Merci à tous les contributeurs de ma cagnotte #HelloAsso, qui a atteint 100% de son objectif ! On continue ?

Le Tome 2 de L'infection est bientôt sous presse. C'est grâce à toutes les personnes qui croient en mon projet, ou qui me soutiennent dans mes errements littéraires. Je tenais à remercier en particulier toutes les personnes qui ont participé aux différents crowdfundings (Pélikam et helloasso), dont certaines deux fois (ces tarés) ! 

Dans le désordre : David Castéra, Maïté Uriarte, Jean-Pierre Etchegoyhen, Hervé Goillart, Floris Ausems, Caroline Herrera, Sophie Massiera, Patricia Robin-Jacquot, Pette Etcheverry, Patricia Courtois, Michel Lalanne, Aurore Reynaud-Vidal, Frédérique Appert-Collin, Laurence Marpaux, Nathalie Marcadé, Henri Etcheberry, Simon Ramu, Laure Gomez, Frédéric Duchesne, Anna Baily Gibson, Jérémie Lecrique, Laurent Marche, Pascal Soteras, Christelle Destang, Beñat Elkegaray, Jean-Philippe Blanchard, Yori Farnier, Christine Etchegoyhen, David Barnavon, Jean-Paul Cardoso, Robert Larrandabürü, Delphine Briteau, André Le Deist, Nicolas Layous, Peggy Cardoso, Thomas Ponté, Emmanuel Richer, Allande Etxart, Cécile Faure, Lionel Sabrier, Benoît Faurie, Mathieu Larregain, Etienne Boyer (père), Cathy Eyharabide, Célia Ugarte, Philippe Duhalde, Nathalie Ferlay, Ludivine Duclos, Christiane Boyer, Pierre Chabalgoity, Laurence Danton, Gille Choury, Abel Benamza… 

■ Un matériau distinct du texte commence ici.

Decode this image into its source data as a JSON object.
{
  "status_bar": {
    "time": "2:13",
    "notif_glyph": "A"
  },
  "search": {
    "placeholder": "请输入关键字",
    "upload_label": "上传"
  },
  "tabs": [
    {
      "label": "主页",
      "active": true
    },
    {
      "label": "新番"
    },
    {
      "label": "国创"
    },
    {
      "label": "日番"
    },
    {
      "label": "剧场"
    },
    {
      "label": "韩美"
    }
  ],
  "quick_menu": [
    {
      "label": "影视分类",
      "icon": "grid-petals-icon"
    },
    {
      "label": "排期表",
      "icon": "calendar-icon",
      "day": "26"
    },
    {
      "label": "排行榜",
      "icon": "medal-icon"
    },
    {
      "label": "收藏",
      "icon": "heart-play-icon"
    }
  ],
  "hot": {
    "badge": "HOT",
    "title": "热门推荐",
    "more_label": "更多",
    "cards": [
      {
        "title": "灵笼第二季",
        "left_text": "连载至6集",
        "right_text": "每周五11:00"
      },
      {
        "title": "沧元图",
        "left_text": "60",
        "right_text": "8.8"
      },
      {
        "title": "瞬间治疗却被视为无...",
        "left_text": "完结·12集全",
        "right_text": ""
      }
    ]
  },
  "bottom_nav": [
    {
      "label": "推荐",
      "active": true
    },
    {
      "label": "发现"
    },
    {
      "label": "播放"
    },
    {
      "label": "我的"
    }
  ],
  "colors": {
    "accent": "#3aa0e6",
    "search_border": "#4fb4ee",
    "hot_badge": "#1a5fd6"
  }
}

Sans vous, les éditions Astobelarra n’auraient sans doute pas pu poursuivre leurs activités. Alors merci pour moi et merci pour les prochains auteurs !

Sachez que la cagnotte reste ouverte jusqu'au 30 septembre prochain (le livre devrait être chez tous les bons libraires d'ici-là). 
Pour ceux qui auraient raté le coche, il est encore temps de vous rattraper.
C'est ici : https://www.helloasso.com/associations/astobelarra-le-grand-chardon/collectes/aidez-nous-a-sortir-l-infection-t2-pandemie-par-etienne-h-boyer

Il y a une nouvelle contrepartie qui vous permet de souscrire au roman suivant de la collection Mozaïk, intitulé "Noirs Embruns" et écrit par Abel Benamza

Merci d'avance !

mercredi 4 janvier 2017

PELIKAM : C'est toujours important de rappeler les bonnes choses ^^

Salut les gens !

Vous avez remarqué? On entre maintenant dans une période de communication ^^
J'ai cherché dans le moteur de recherche de ce blog, et je n'ai qu'un seul article qui parle de Pelikam*. Apparemment, je n'ai jamais remercié mes généreux donateurs et ça, c'est très moche. 

Pour mémoire, Pelikam était une plateforme de crowdfunding créée par le Crédit Agricole Mutuel Pyrénées Gascogne et qui permettait à chacun de trouver les financements de ses projets. Je dis "était" car ce site web n'existe plus aujourd'hui (dommage, j'aurais pu me faire financer mon second voyage aux States. Ou au Japon... Ou sur l'île d'Oléron...). 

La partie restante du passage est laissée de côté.